His worries scattered his brains so he could not think. They drained his energy, and he sat down in the middle of wherever he was. He had stopped paying attention to his position in the forest. He sat, and breathed shallow breaths, and worried.
That was not helping. He sat straighter, and took deeper breaths. The oxygen coursed through his blood, up to his brain, and his mind cleared a little.
Puddle remembered a wise woman from his home planet. She refused to gather certain healing roots and herbs unless an issue arose. She said keeping those things around invited illness into their lives. Those medicines were for specific purposes, and they would remind anyone who saw them of illness. They would plant worries in minds, which would grow into truths. Deal with it if it happened, rather than ask it to happen.
He wanted to put his worries away, to let them go. He worried they would come back around and get stuck in his mind, and sabotage his life.
Puddle blinked and found he had wandered to the outskirts of the Stone Circle.
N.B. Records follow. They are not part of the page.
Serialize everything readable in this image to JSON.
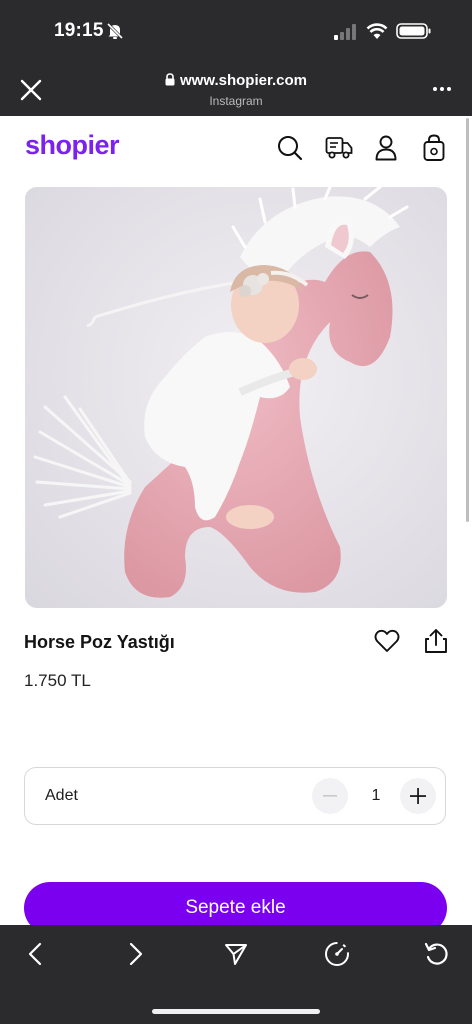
{
  "status_bar": {
    "time": "19:15"
  },
  "browser": {
    "url": "www.shopier.com",
    "source": "Instagram"
  },
  "site": {
    "logo": "shopier"
  },
  "product": {
    "title": "Horse Poz Yastığı",
    "price": "1.750 TL"
  },
  "quantity": {
    "label": "Adet",
    "value": "1"
  },
  "cart_button": {
    "label": "Sepete ekle"
  },
  "colors": {
    "brand": "#7b22ef",
    "cta": "#7b00f0",
    "chrome": "#2b2b2d"
  }
}
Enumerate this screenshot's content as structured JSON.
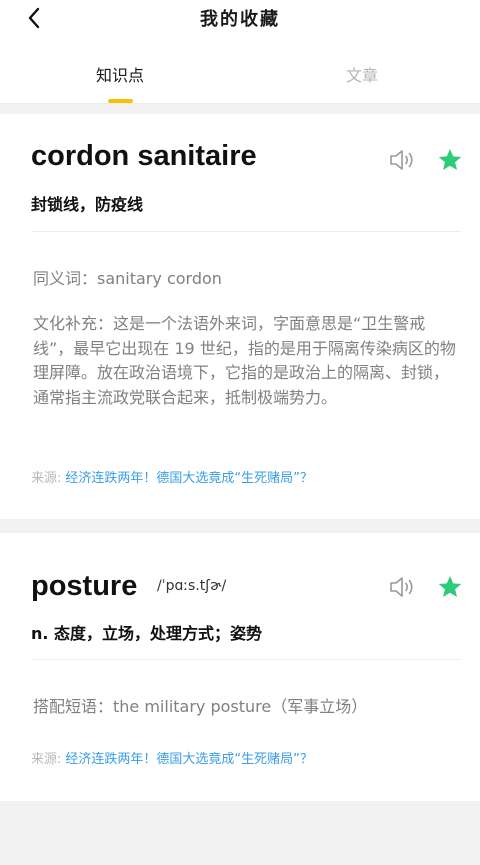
{
  "header": {
    "title": "我的收藏",
    "tabs": [
      {
        "label": "知识点",
        "active": true
      },
      {
        "label": "文章",
        "active": false
      }
    ]
  },
  "cards": [
    {
      "word": "cordon sanitaire",
      "meaning": "封锁线，防疫线",
      "synonym": "同义词：sanitary cordon",
      "culture": "文化补充：这是一个法语外来词，字面意思是“卫生警戒线”，最早它出现在 19 世纪，指的是用于隔离传染病区的物理屏障。放在政治语境下，它指的是政治上的隔离、封锁，通常指主流政党联合起来，抵制极端势力。",
      "source_label": "来源:",
      "source_link": "经济连跌两年！德国大选竟成“生死赌局”？",
      "starred": true
    },
    {
      "word": "posture",
      "phonetic": "/ˈpɑːs.tʃɚ/",
      "meaning": "n. 态度，立场，处理方式；姿势",
      "collocation": "搭配短语：the military posture（军事立场）",
      "source_label": "来源:",
      "source_link": "经济连跌两年！德国大选竟成“生死赌局”？",
      "starred": true
    }
  ],
  "colors": {
    "accent": "#f5c400",
    "star": "#2ecb7a",
    "link": "#3a9ee6",
    "muted": "#808080"
  },
  "icons": [
    "back-arrow-icon",
    "speaker-icon",
    "star-icon"
  ]
}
So much trust and reverence had been intentionally placed in that sacred space. He stood up and walked closer. It felt as if someone had put a blanket around his shoulders, and handed him a warm cup of tea. Everything would be ok.
Would it? His breath quickened.
Yes. Even if something unplanned happened and caused pain, it would be ok.
Would it? His breath became a little angry. Anger pushed painful things away.
Yes. Remember the power of vulnerability. Remember your intuition.
Puddle walked into the middle of the circle, and put his hand on the stone that sat in the center. It filled him with trust. He knew he was adaptable. He knew that sometimes blocks happened that pushed his path to a more interesting one, eventually. He knew many of the triggers that caused him pain were indications of places he needed to put more love. The triggers were like broken bones. If you kept banging them on stuff, they would stay broken and mangled. If you put them in a calm environment, and wrapped a cast of love around them, they would heal strong as a sun.